The award was presented last week at the association's Striped Bass Classic at Lake Cherokee, Tenn., where the duo finished in 12th place.
Lepley, of Martinez, and Jones, of North Augusta, fish many tournaments together each year and have caught some huge fish. But the one that earned them the big prize was relatively modest.
"It was a six-pound hybrid, caught at Lake West Point in February," Lepley said. "I don't know which one of us even caught the fish, but if I had to guess I would say Todd did. He is younger and faster than I am."
They even landed a 27-pound striper that won the big fish contest at a Thurmond Lake tournament in June.
"Oh, I also caught that one," Jones said.
So what will they do with their new boat?
"Ed already has a new boat, and this is much like my current boat, so we plan to sell it and split the money," Jones said.
They plan to put the boat on eBay later this week.
The local anglers are sponsored by Belvedere Marine and Berkley Trilene.
BALD EAGLE DEATH: A mature bald eagle found dying near Mistletoe State Park last week has been sent to the University of Georgia to determine if it succumbed to a disorder responsible for dozens of eagle deaths at Thurmond Lake since 1994.
I.B. Parnell, district wildlife biologist for Georgia's Wildlife Resources Division, said the mature eagle was alive when park employees found it, but died later that evening and was taken to the Southeastern Cooperative Wildlife Disease Study in Athens, Ga.
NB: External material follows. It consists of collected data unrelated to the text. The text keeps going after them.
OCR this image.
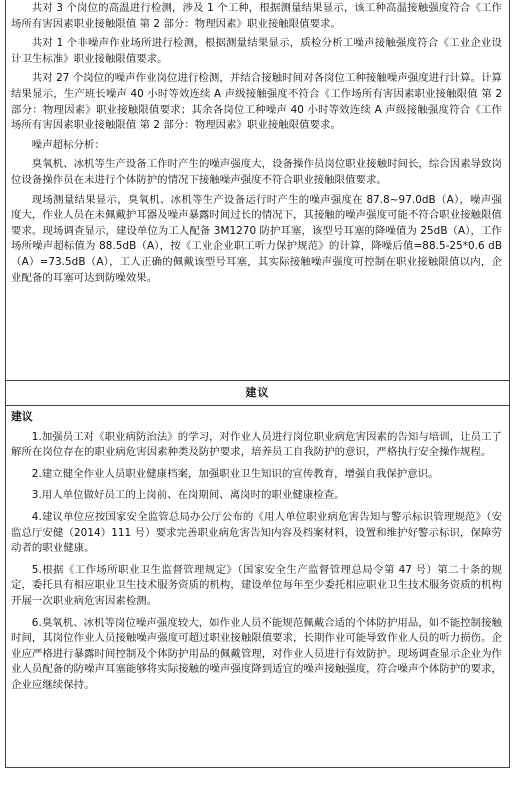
共对 3 个岗位的高温进行检测，涉及 1 个工种，根据测量结果显示，该工种高温接触强度符合《工作场所有害因素职业接触限值 第 2 部分：物理因素》职业接触限值要求。

共对 1 个非噪声作业场所进行检测，根据测量结果显示，质检分析工噪声接触强度符合《工业企业设计卫生标准》职业接触限值要求。

共对 27 个岗位的噪声作业岗位进行检测，并结合接触时间对各岗位工种接触噪声强度进行计算。计算结果显示，生产班长噪声 40 小时等效连续 A 声级接触强度不符合《工作场所有害因素职业接触限值 第 2 部分：物理因素》职业接触限值要求；其余各岗位工种噪声 40 小时等效连续 A 声级接触强度符合《工作场所有害因素职业接触限值 第 2 部分：物理因素》职业接触限值要求。

噪声超标分析：

臭氧机、冰机等生产设备工作时产生的噪声强度大，设备操作员岗位职业接触时间长，综合因素导致岗位设备操作员在未进行个体防护的情况下接触噪声强度不符合职业接触限值要求。

现场测量结果显示，臭氧机、冰机等生产设备运行时产生的噪声强度在 87.8~97.0dB（A），噪声强度大，作业人员在未佩戴护耳器及噪声暴露时间过长的情况下，其接触的噪声强度可能不符合职业接触限值要求。现场调查显示，建设单位为工人配备 3M1270 防护耳塞，该型号耳塞的降噪值为 25dB（A），工作场所噪声超标值为 88.5dB（A），按《工业企业职工听力保护规范》的计算，降噪后值=88.5-25*0.6 dB（A）=73.5dB（A），工人正确的佩戴该型号耳塞，其实际接触噪声强度可控制在职业接触限值以内，企业配备的耳塞可达到防噪效果。

建议
建议

1.加强员工对《职业病防治法》的学习，对作业人员进行岗位职业病危害因素的告知与培训，让员工了解所在岗位存在的职业病危害因素种类及防护要求，培养员工自我防护的意识，严格执行安全操作规程。

2.建立健全作业人员职业健康档案，加强职业卫生知识的宣传教育，增强自我保护意识。

3.用人单位做好员工的上岗前、在岗期间、离岗时的职业健康检查。

4.建议单位应按国家安全监管总局办公厅公布的《用人单位职业病危害告知与警示标识管理规范》（安监总厅安健（2014）111 号）要求完善职业病危害告知内容及档案材料，设置和维护好警示标识，保障劳动者的职业健康。

5.根据《工作场所职业卫生监督管理规定》（国家安全生产监督管理总局令第 47 号）第二十条的规定，委托具有相应职业卫生技术服务资质的机构，建设单位每年至少委托相应职业卫生技术服务资质的机构开展一次职业病危害因素检测。

6.臭氧机、冰机等岗位噪声强度较大，如作业人员不能规范佩戴合适的个体防护用品，如不能控制接触时间，其岗位作业人员接触噪声强度可超过职业接触限值要求，长期作业可能导致作业人员的听力损伤。企业应严格进行暴露时间控制及个体防护用品的佩戴管理，对作业人员进行有效防护。现场调查显示企业为作业人员配备的防噪声耳塞能够将实际接触的噪声强度降到适宜的噪声接触强度，符合噪声个体防护的要求，企业应继续保持。
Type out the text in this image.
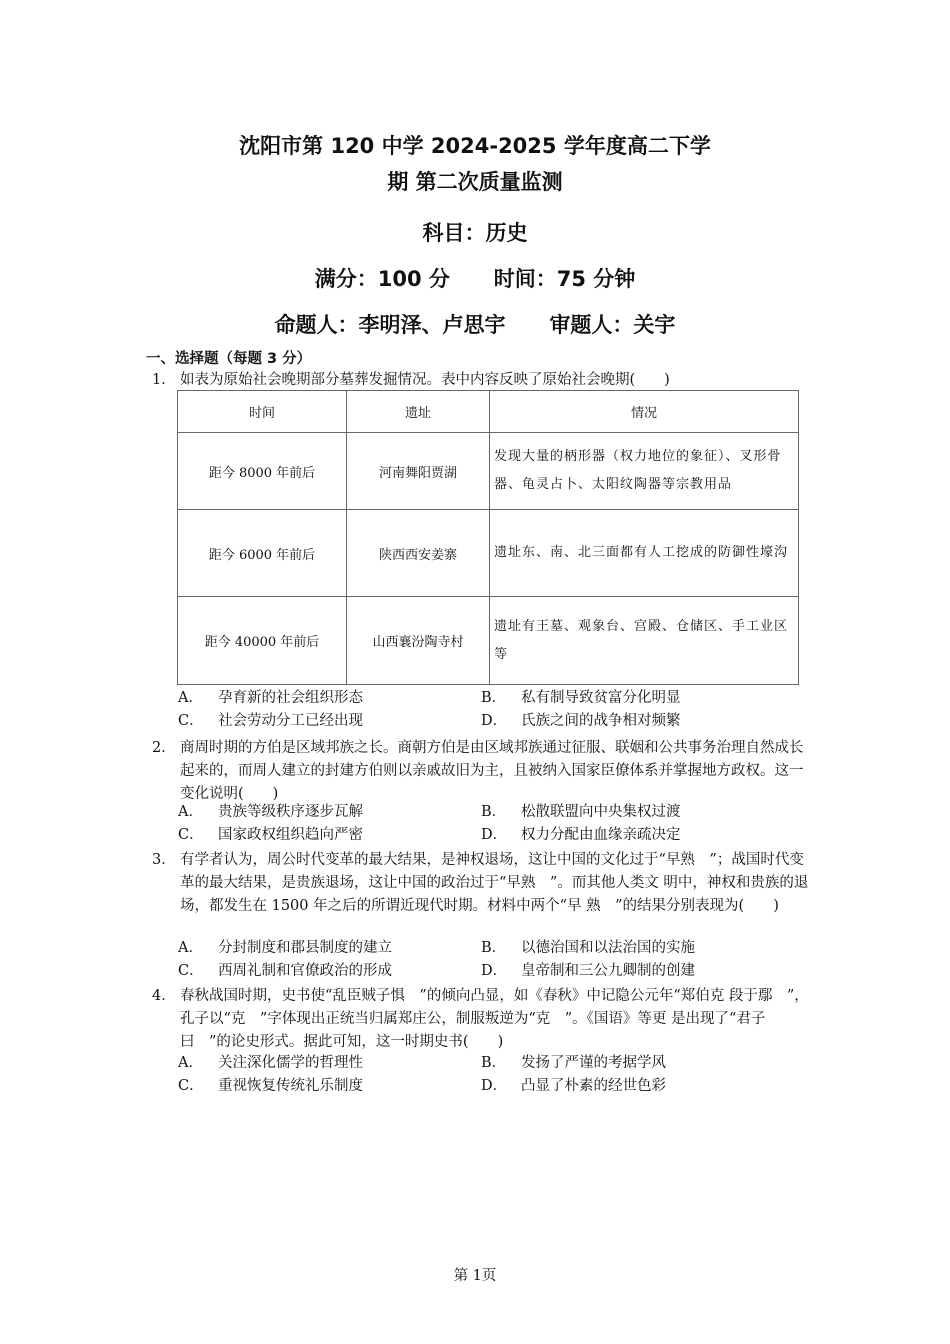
沈阳市第 120 中学 2024-2025 学年度高二下学
期 第二次质量监测
科目：历史
满分：100 分      时间：75 分钟
命题人：李明泽、卢思宇      审题人：关宇
一、选择题（每题 3 分）
1． 如表为原始社会晚期部分墓葬发掘情况。表中内容反映了原始社会晚期(　　)
时间	遗址	情况
距今 8000 年前后	河南舞阳贾湖	发现大量的柄形器（权力地位的象征）、叉形骨器、龟灵占卜、太阳纹陶器等宗教用品
距今 6000 年前后	陕西西安姜寨	遗址东、南、北三面都有人工挖成的防御性壕沟
距今 40000 年前后	山西襄汾陶寺村	遗址有王墓、观象台、宫殿、仓储区、手工业区等
A． 孕育新的社会组织形态	B． 私有制导致贫富分化明显
C． 社会劳动分工已经出现	D． 氏族之间的战争相对频繁
2． 商周时期的方伯是区域邦族之长。商朝方伯是由区域邦族通过征服、联姻和公共事务治理自然成长起来的，而周人建立的封建方伯则以亲戚故旧为主，且被纳入国家臣僚体系并掌握地方政权。这一变化说明(　　)
A． 贵族等级秩序逐步瓦解	B． 松散联盟向中央集权过渡
C． 国家政权组织趋向严密	D． 权力分配由血缘亲疏决定
3． 有学者认为，周公时代变革的最大结果，是神权退场，这让中国的文化过于“早熟　”；战国时代变革的最大结果，是贵族退场，这让中国的政治过于“早熟　”。而其他人类文 明中，神权和贵族的退场，都发生在 1500 年之后的所谓近现代时期。材料中两个“早 熟　”的结果分别表现为(　　)
A． 分封制度和郡县制度的建立	B． 以德治国和以法治国的实施
C． 西周礼制和官僚政治的形成	D． 皇帝制和三公九卿制的创建
4． 春秋战国时期，史书使“乱臣贼子惧　”的倾向凸显，如《春秋》中记隐公元年“郑伯克 段于鄢　”，孔子以“克　”字体现出正统当归属郑庄公，制服叛逆为“克　”。《国语》等更 是出现了“君子曰　”的论史形式。据此可知，这一时期史书(　　)
A． 关注深化儒学的哲理性	B． 发扬了严谨的考据学风
C． 重视恢复传统礼乐制度	D． 凸显了朴素的经世色彩
第 1页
The bird is being tested for avian vacuolar myelinopathy, or AVM, a fatal condition that first appeared in Arkansas in 1994 and has been linked to algae bloom and the aquatic weed hydrilla.
Scientists believe coots that feed on hydrilla become infected, and in turn are eaten by eagles.
AVM, which causes spongelike brain lesions, also has been found in owls and Canada geese at Thurmond Lake, but the disorder is not believed to be transferable to humans.
Eagles have shown a sign of recovery during 2005, when a January survey included sightings of 14 birds. Only five eagles were seen during a similar survey in January 2004.
Parnell said anyone who finds an impaired or dead eagle should contact the Army Corps of Engineers offices at Thurmond Lake, or the Wildlife Resources Department's office in Thomson.
CHRISTMAS TREE REEFS: Trees can be dropped off at Riverside Middle School in Evans through Jan. 9 for use as fish attractors and artificial reefs at Thurmond Lake.
Corps rangers will be submerging groups of trees around fishing piers at Amity, Lake Springs and Petersburg recreation areas in Georgia and at Clarks Hill Park in South Carolina.
Trees will also be placed at Amity and Long Cane boat ramps.
The trees provide cover for small fish and attract insects and other foods needed by sportfish.